Comments : Jack-o-lantern

  • 13 years ago

    by Hallucinostic

    Reading this is a real treat, this early Halloween poem of yours, and thats no trick, lol. I really enjoyed reading this poem. Simple in a way but sometimes being simple is the best way to go. All in all, great poem. :D

  • 13 years ago

    by Decayed

    You really brought Halloween to here.. everything about it.. the movie, the jack-o-lanterns, Dracula, bats, zombies....

    lol @ the slingshots :P

    This is so amazingly mesmerizing,,, and spooky in places.

    I ENJOYYED this.

  • 13 years ago

    by Yakari Gabriel

    Although this was written for the contest..and it was very spur of the moment...and probably you just write for the sake of writing...
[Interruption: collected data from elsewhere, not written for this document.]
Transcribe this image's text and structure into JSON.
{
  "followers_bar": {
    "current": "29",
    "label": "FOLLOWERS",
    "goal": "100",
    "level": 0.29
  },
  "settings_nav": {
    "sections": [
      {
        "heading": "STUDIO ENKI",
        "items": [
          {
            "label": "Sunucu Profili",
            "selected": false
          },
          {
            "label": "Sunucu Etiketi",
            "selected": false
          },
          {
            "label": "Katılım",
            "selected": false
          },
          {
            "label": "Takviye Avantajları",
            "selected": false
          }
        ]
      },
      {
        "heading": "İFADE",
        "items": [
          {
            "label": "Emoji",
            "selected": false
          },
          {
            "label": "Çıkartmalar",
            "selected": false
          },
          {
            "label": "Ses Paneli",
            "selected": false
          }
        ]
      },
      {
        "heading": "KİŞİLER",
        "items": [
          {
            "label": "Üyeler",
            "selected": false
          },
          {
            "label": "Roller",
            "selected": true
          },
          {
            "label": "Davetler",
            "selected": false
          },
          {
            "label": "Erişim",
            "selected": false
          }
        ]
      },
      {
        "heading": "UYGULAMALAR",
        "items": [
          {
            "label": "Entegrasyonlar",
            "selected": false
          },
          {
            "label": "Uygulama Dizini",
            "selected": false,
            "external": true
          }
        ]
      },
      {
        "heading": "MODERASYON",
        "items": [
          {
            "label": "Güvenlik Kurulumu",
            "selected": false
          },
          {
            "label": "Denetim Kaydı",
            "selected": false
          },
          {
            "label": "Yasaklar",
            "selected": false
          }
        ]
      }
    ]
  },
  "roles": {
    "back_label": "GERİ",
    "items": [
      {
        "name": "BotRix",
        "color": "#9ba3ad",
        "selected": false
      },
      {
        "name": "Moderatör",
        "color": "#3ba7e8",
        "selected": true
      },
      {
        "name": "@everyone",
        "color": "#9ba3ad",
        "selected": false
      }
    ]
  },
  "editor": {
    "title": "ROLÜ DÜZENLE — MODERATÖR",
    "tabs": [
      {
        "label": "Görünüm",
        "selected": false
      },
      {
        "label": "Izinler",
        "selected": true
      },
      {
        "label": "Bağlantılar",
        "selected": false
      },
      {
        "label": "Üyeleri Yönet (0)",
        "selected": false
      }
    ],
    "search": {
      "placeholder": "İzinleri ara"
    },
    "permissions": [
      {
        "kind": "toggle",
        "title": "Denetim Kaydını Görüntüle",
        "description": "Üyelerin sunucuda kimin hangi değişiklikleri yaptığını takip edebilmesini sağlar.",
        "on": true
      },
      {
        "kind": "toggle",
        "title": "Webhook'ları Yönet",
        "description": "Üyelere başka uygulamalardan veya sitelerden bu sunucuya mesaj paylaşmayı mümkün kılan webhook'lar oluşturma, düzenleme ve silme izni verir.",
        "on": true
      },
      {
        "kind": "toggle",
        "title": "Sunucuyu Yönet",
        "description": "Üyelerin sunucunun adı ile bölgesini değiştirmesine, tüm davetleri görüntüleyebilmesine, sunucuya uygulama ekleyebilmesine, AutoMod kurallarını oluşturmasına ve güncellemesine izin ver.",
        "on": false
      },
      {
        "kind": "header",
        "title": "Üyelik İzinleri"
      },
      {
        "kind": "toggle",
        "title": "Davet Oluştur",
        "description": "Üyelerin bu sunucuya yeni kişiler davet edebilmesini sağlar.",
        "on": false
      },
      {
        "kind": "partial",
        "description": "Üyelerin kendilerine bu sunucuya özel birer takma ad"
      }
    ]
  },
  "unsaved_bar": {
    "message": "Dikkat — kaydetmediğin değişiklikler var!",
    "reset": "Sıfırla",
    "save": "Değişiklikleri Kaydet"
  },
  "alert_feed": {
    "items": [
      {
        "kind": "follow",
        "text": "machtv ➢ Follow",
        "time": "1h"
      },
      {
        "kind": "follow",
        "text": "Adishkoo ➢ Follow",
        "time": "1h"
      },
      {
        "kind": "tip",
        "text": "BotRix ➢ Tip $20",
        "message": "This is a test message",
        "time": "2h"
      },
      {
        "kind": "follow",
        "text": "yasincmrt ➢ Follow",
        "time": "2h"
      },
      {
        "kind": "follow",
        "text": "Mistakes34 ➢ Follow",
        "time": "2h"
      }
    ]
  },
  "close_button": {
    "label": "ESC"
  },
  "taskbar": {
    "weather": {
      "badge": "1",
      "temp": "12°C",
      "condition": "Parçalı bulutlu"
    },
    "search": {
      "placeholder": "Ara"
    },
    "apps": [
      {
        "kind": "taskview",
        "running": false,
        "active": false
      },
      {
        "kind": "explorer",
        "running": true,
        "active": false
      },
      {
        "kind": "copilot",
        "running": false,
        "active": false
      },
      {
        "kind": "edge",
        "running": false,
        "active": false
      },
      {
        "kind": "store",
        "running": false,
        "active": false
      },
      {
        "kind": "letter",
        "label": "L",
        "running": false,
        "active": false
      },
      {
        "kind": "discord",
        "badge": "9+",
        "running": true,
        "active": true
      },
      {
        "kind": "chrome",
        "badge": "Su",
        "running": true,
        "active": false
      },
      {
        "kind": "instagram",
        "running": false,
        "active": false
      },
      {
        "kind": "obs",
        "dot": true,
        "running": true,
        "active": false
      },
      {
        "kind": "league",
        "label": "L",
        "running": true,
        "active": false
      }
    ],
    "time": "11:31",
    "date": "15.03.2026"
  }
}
    I don't know if it is just me..and my conspiracy...but I swear there is something really meaningful and
    and deep hidden in this piece..specially when it reaches the ending...
    There is just a feel to it... Maybe I'm being crazy...but hmm..I will figure this out..sooner or later...
    Let me get my 'microscope' so I can figure out the first '7 lines' ;)

  • 12 years ago

    by Ste

    Again I love this. Clear in idea and fun in expression. I love bats as it happens and earn money from concerning them.........but i would not want them nibbling my mango tree either.

    Nice poem

  • 12 years ago

    by Britt

    I'm seriously cracking up reading this, especially because the books you have me reading. It's all adding up now! lol

    I love the wild west with pavement cracked - it reminded me of my towns sidewalks, or another old town, that you have to be careful on. And what better a night than Halloween to have to be careful on, really? I do have to say that I am totally shocked that you used just regular ole orange. You usually always go with some sort of off shade or something overly poetic.. but I love that it's just.. what it is. Orange. thats all.

    That bat part freaked me out, the nibble my mango tree sounded sexual to me, haha! But then I keep reading and they're vampires, and vampires are all about the sex here, so now I'm really cracking up. I swear I'm losing my mind lol.

    I keep forgetting you say holidays instead of vacations, so I was thinking you missed a few words or something, lol, but nope it's just that strange Aussie way :)

    "perches his bottle of
    bloody wine on your veranda
    and sings of sex in the
    raunchiest way."

    I'm sorry but I think this is my favorite stanza. It has everything Halloween isn't supposed to be, so controversial here, bahaha. I really love this. Was this for a medley/relay? I feel like it had to be some sort of challenge as this isn't stuff you would typically write out of no where. Either way, it was hilarious but awesome!